Pros and Cons of Disclosing Salary Information in Job Postings

Disclosing salary information in job postings is a sensitive area for employers. Some employers feel by disclosing salary information in a job posting, they will lose power on the back end during the negotiation phase because they’ve already shown what they can offer. If salary information is posted up front, what is there to negotiate later? To help you decide how to proceed with your next job posting, here is a list of pros and cons.

Pro: Including salary information will immediately generate interest and helps qualified candidates determine if the position is right for them.
Con: If the salary is too low, some candidates may not apply.
Solution: If you know the salary is low, be sure to mention other perks of the job. For example, flexible schedules, health benefits, culture, etc. Money is a motivator but it isn’t everything. Some of your company’s perks may be compelling enough to attract and retain top talent.

Pro: Disclosing salary information demonstrates your company has nothing to hide.
Con: Your company may appear inflexible and places a value on the position, not necessarily the candidate’s skills and experience.
Solution: Instead of a fixed amount, post a salary range. This will give the employer some room to negotiate when appropriate. The employer can choose to offer any amount in the range, but it could also lead to problems. Bear in mind that some candidates may consider themselves at the top of the range and may be disappointed if they are not offered that amount.
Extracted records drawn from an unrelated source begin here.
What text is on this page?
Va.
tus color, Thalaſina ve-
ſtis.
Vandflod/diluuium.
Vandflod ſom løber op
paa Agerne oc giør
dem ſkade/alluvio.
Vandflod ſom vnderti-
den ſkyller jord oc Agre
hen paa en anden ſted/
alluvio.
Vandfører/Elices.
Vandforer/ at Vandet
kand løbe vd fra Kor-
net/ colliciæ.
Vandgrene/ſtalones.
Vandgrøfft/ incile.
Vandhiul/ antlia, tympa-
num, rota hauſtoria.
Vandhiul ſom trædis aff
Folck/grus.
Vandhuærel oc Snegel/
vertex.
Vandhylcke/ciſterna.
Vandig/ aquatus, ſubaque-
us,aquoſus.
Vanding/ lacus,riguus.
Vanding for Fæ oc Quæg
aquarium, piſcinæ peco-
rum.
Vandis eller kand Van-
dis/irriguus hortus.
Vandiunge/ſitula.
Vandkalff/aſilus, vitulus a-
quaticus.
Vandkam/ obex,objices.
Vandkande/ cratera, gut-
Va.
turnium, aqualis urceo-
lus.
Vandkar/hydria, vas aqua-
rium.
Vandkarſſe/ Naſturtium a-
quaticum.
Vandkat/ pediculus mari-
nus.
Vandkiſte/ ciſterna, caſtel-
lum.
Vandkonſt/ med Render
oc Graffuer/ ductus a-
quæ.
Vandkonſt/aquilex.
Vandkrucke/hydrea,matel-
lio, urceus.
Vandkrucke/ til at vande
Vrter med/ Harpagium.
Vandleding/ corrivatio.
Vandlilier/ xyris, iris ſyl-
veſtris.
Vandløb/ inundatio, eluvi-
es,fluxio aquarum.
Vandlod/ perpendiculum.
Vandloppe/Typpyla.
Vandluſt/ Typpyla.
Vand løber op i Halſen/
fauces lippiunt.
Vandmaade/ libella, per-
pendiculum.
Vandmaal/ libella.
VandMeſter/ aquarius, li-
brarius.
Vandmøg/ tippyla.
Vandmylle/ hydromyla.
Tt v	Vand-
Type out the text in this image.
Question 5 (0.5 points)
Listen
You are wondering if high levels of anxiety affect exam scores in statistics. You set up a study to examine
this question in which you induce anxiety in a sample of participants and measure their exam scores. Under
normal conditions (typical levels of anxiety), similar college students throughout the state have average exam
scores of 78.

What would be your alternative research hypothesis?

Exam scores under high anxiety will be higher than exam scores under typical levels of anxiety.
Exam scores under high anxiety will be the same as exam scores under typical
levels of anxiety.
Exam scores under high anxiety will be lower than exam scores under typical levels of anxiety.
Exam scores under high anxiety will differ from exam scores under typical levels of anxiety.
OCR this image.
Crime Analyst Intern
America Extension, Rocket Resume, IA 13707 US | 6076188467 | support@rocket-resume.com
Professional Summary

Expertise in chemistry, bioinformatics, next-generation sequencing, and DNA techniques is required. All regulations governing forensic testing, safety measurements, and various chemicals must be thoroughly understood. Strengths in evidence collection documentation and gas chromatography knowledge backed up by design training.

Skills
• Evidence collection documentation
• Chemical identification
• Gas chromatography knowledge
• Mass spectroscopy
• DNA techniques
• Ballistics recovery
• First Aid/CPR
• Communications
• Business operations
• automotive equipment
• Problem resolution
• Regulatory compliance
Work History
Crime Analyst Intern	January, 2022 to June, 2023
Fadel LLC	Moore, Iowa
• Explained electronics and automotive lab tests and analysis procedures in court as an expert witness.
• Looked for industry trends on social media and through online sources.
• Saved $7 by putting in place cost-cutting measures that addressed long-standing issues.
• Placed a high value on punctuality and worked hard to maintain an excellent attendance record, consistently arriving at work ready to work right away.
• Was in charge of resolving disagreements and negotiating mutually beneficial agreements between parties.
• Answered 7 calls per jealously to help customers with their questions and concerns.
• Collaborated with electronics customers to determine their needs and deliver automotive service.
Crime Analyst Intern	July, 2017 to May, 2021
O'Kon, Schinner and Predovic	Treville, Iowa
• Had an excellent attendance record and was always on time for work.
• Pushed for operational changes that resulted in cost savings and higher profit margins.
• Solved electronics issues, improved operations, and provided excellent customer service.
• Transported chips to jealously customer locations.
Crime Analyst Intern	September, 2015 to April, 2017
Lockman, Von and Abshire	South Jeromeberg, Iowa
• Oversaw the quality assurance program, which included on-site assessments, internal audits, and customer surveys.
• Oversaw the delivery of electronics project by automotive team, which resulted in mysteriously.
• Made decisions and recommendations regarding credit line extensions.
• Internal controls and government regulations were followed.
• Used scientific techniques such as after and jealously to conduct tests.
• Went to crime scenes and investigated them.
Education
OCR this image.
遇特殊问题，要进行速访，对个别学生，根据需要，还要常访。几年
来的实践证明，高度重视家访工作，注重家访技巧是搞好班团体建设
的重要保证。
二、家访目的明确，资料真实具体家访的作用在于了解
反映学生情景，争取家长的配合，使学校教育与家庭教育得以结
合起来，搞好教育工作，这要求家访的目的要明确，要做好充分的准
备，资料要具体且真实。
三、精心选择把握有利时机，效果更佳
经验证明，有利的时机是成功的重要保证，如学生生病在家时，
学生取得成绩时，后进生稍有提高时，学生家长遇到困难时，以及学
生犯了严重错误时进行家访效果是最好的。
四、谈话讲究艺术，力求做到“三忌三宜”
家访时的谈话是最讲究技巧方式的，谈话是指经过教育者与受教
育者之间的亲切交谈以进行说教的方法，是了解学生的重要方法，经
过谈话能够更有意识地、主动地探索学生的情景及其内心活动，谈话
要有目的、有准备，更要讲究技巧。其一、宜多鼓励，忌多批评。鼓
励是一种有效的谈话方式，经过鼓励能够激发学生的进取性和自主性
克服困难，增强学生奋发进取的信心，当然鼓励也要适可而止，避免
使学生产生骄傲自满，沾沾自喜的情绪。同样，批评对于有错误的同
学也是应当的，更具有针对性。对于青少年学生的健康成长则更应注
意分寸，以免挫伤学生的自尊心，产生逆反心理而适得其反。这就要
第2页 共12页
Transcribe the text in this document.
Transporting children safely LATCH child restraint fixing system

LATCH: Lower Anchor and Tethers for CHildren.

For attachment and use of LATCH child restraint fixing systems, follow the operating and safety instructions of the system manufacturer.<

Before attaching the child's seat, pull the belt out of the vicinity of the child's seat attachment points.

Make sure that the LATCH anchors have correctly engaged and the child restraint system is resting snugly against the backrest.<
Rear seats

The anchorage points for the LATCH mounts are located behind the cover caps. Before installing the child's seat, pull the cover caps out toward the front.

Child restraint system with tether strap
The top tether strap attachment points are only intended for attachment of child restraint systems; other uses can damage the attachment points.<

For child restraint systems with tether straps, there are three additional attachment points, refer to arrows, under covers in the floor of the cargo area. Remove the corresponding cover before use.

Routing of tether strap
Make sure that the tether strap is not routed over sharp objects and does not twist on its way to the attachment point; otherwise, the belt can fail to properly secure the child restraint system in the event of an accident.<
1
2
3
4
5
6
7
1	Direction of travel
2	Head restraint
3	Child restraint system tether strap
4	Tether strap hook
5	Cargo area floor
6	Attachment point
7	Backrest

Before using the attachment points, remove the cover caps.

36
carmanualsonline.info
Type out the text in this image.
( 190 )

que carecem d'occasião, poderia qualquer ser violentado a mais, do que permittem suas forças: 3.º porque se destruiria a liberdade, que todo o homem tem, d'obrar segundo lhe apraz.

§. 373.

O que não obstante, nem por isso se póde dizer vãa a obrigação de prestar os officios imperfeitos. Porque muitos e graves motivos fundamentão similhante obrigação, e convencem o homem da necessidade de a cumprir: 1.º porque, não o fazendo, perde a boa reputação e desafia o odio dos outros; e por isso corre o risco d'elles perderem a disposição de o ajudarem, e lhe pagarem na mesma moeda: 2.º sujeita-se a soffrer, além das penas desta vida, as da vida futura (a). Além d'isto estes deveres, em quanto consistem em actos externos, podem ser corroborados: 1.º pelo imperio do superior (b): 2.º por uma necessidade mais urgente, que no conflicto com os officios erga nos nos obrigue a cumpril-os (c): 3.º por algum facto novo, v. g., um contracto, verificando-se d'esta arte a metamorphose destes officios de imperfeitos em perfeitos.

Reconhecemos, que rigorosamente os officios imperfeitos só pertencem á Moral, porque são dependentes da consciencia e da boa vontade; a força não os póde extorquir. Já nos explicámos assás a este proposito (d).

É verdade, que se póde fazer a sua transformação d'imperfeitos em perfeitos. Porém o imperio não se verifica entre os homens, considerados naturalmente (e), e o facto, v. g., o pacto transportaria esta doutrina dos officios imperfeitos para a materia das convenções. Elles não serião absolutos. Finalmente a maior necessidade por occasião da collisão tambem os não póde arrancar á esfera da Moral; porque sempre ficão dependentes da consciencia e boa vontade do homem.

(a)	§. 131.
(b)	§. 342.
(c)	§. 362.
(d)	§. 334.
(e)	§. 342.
Pro: Disclosing salary information allows the job seeker to determine if the position meets their expectations.
Con: Competitors may use the information against you by posting a similar position with a higher salary.
Solution: You don’t want to get to the third interview just to find out the candidate wants $25,000 more than what you can offer. Play it safe and don’t reveal salary in the job posting but reveal the salary in the initial interview.

I prefer not to post salary information in job postings. By not stating compensation, it gives me some room to negotiate with candidates. I’m going to offer the perfect candidate a higher salary than I would someone with less experience.

In the end, whether you decide to disclose salary information is up to you. In this situation, there is no right or wrong answer. If you’re not comfortable disclosing that information in a job posting, then reveal it during the first interview. That way, you’re only discussing that information with qualified candidates.